Crook, A. D. H., The Town Planning Review


Housing Markets and Economic Convergence in the European Union, Michael Ball and Maurizio Grilli, London, Royal Institution of Chartered Surveyors, 1997, 52 pp., £19.95

Comparative housing research has been a growth area in housing studies in recent years, including those focusing on the countries of the European Union. Many of these have tended to be in the 'compare and contrast' and classificatory mould. Some have also looked at evidence of convergence towards a 'European model' of housing supply and consumption. Most have concluded that there are sharp differences between the housing systems of the EU countries, differences which the EU treaties as such will not remove, as housing will remain a responsibility of individual member governments. However, given the close relationship between economic systems and housing markets and systems, we cannot ignore the possible impact of economic convergence on the housing systems of individual countries.

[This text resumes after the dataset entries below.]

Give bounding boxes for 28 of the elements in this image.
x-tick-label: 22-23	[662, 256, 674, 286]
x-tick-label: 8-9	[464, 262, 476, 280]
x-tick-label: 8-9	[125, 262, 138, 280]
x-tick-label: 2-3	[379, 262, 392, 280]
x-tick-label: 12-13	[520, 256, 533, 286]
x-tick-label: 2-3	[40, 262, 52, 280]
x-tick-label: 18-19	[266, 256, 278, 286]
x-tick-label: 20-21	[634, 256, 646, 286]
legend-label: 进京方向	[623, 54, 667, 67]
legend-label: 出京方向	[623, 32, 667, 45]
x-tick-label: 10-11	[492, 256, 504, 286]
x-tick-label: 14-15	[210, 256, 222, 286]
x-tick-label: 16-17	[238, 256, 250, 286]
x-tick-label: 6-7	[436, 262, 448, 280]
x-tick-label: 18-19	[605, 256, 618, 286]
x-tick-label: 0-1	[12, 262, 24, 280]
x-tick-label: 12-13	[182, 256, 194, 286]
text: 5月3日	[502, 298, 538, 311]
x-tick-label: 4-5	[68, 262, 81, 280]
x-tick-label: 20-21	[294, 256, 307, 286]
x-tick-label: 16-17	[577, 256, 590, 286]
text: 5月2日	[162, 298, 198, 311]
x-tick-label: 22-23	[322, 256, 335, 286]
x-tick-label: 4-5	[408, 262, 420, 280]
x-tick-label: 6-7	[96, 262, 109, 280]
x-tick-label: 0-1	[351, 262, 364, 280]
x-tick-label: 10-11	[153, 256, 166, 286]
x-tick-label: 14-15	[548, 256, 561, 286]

Nor can we ignore the potential impact which housing systems themselves will have on the achievement of economic convergence and of other EU-wide objectives. This impact is the focus of this study by Ball and Grilli published by the RICS in 1997 as one of their research series. Their key conclusion is that the operation of housing markets in EU countries can undermine convergence, economic efficiency, competitiveness and stability objectives and, as they point out, we ignore the impacts of housing markets on member states' macro-economies at our peril.

Although written before monetary union commenced in 1999, Housing Markets and Economic Convergence in the European Union is still an important study. What is particularly interesting is its focus on the possible impacts of national housing markets on economic convergence. It uses available national-level data (with all its limitations) to analyse housing and economic cycles in member states, examining evidence, for example, of the relationships between housing market volatility and economic cycles.

This appears very much an exploratory study, but none the less it found some important results. Most significantly it finds that each member state's housing markets and systems react differentially to economic shocks. As a result of careful analysis and appropriate use of statistical techniques to examine responses to economic shocks it divides member states into four regional subgroups. First, the EU core group (including Austria) have stable housing systems that generally have limited impacts on their macro-economies.